Migrer un site de WordPress vers Craft CMS n’est pas une importation. C’est une remodélisation. Ceux qui abordent le projet comme un transfert de données découvrent le vrai coût à mi-parcours, quand il est trop tard pour reculer.
Voici ce que le travail implique réellement, et comment savoir s’il se justifie.
Pourquoi ce n’est pas un import
Dans WordPress, le contenu d’une page mature est réparti entre le corps de texte, des champs ACF, des taxonomies détournées de leur usage, des blocs Gutenberg, parfois des tableaux personnalisés créés par une extension.
Craft ne connaît rien de tout ça. Il faut d’abord décider quelle est la structure réelle de votre contenu — ce que la migration force à faire, et c’est souvent le bénéfice caché de l’exercice. Beaucoup d’organisations découvrent à ce moment-là que leur contenu était mal modélisé depuis des années.
Les cinq étapes réelles
- 1. Inventaire. Combien de pages, quels types, quels champs sont réellement utilisés. On trouve presque toujours des champs remplis sur trois pages et jamais affichés.
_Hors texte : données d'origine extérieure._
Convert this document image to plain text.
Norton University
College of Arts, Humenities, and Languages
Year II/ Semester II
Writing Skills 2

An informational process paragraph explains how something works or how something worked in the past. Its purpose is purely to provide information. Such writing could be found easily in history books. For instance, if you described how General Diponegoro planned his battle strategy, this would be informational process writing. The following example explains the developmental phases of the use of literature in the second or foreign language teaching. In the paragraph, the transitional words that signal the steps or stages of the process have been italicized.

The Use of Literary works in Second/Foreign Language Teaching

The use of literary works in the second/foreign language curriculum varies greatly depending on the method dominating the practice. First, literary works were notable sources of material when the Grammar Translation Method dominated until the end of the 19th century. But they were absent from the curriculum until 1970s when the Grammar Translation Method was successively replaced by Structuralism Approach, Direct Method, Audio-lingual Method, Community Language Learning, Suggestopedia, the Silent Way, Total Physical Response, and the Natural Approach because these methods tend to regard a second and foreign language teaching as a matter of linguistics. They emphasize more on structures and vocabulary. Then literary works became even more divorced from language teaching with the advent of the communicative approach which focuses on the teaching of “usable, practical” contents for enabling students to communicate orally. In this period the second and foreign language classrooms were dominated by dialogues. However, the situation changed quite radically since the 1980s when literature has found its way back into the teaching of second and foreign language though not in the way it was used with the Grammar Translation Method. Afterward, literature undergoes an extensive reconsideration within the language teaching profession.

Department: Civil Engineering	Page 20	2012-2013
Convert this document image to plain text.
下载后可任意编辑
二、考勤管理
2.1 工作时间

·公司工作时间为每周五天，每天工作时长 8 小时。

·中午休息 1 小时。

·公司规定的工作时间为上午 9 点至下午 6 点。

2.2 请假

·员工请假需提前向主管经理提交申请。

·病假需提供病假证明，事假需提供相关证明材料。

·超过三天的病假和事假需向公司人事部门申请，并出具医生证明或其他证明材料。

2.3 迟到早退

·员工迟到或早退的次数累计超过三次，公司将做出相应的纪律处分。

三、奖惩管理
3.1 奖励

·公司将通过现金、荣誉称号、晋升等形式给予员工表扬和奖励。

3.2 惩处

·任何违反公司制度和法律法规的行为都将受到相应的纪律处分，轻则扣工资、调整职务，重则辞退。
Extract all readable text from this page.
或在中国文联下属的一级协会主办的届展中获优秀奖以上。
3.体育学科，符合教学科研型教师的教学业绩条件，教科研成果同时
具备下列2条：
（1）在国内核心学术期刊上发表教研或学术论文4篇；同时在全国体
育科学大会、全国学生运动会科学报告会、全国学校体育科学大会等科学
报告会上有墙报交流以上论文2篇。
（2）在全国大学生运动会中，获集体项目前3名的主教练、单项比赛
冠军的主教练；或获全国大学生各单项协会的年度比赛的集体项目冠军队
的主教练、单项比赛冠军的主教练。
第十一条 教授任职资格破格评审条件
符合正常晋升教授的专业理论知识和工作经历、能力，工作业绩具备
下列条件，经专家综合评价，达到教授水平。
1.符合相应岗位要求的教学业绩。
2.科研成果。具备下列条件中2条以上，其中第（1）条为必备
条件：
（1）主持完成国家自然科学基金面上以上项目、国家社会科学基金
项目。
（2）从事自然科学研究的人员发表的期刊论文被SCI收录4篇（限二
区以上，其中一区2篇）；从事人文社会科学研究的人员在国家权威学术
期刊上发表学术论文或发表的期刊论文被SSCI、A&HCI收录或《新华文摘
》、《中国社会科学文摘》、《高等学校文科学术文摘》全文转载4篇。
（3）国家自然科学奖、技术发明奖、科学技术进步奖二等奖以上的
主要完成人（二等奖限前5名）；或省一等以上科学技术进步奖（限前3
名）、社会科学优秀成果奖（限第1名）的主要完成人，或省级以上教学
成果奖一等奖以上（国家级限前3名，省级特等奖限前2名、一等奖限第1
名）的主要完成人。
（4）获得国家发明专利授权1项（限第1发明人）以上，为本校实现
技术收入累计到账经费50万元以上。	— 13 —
- 2. Modélisation. Définir les sections, les types d’entrées, les champs et les relations dans Craft. C’est l’étape qui détermine la qualité du résultat.
- 3. Gabarits. Réécrire l’affichage en Twig. Tout ce que le thème WordPress fournissait — pagination, recherche, menus, fil d’Ariane, formulaires — se rebâtit.
- 4. Transfert du contenu. Par script, depuis la base WordPress ou son API, vers l’API de Craft. Sur un site de quelques centaines de pages, ce script se réécrit plusieurs fois avant d’être fiable.
- 5. Redirections et vérification. La partie que tout le monde sous-estime, et celle qui détermine si vous gardez votre visibilité.
Le contenu coûte plus cher que le code
C’est contre-intuitif, mais sur la majorité des migrations que nous avons menées, le transfert et le nettoyage du contenu représentent davantage d’effort que le développement des gabarits.
Les raisons sont toujours les mêmes : du HTML collé depuis Word dans les corps de texte, des images liées en absolu vers l’ancien domaine, des tableaux mis en page à la main, des raccourcis d’extensions qui ne veulent plus rien dire une fois l’extension partie.
Prévoyez ce poste explicitement au budget. Un devis de migration qui n’en parle pas est un devis incomplet.
Le risque principal est en référencement
Un changement de plateforme modifie souvent la structure des URL. Sans table de correspondance complète en redirections 301, vous perdez l’autorité accumulée et les liens externes.
Les autres pertes classiques : les balises title et méta descriptions gérées par une extension SEO WordPress, les données structurées intégrées au thème, et le contenu supprimé au nom de l’épuration. Nous détaillons ces pièges dans notre article sur les erreurs de refonte qui coûtent cher en référencement.
Ce qui devient plus simple après
- Les déploiements. La configuration de Craft vit dans des fichiers versionnés en Git. Passer une modification de structure de la préproduction à la production devient un déploiement, pas une synchronisation de base de données à la main.
- Les mises à jour. Pas de parc d’extensions tierces à surveiller. Moins de surprises un vendredi soir.
- Le multilingue. Géré dans le cœur du produit plutôt que par une extension.
- L’édition. Les auteurs voient leurs champs, dans l’ordre, avec les bonnes contraintes. Le nombre de pages mal montées tombe.
Ce qui devient plus difficile
- Trouver quelqu’un pour reprendre le site. Le bassin de développeurs Craft au Québec est nettement plus mince. C’est un risque d’affaires réel à assumer consciemment.
- Ajouter une fonctionnalité de niche. Ce qui existait en extension gratuite se développe désormais.
- Le coût récurrent. Licence et renouvellement annuel, là où WordPress est gratuit.
Le test avant de s’engager
Trois questions, honnêtement répondues :
- Vos problèmes actuels viennent-ils de WordPress, ou de la façon dont votre site a été construit? Un WordPress mal bâti refait proprement en WordPress règle souvent tout.
- Votre équipe éditoriale est-elle réellement freinée par l’outil, ou par l’absence de processus?
- Avez-vous un budget de maintenance récurrent? Sinon, la rareté des ressources Craft se retournera contre vous.
Si les trois réponses pointent vers la plateforme, la migration se défend. Si une seule pointe vers l’exécution ou le processus, réglez ça d’abord — ça coûtera beaucoup moins cher.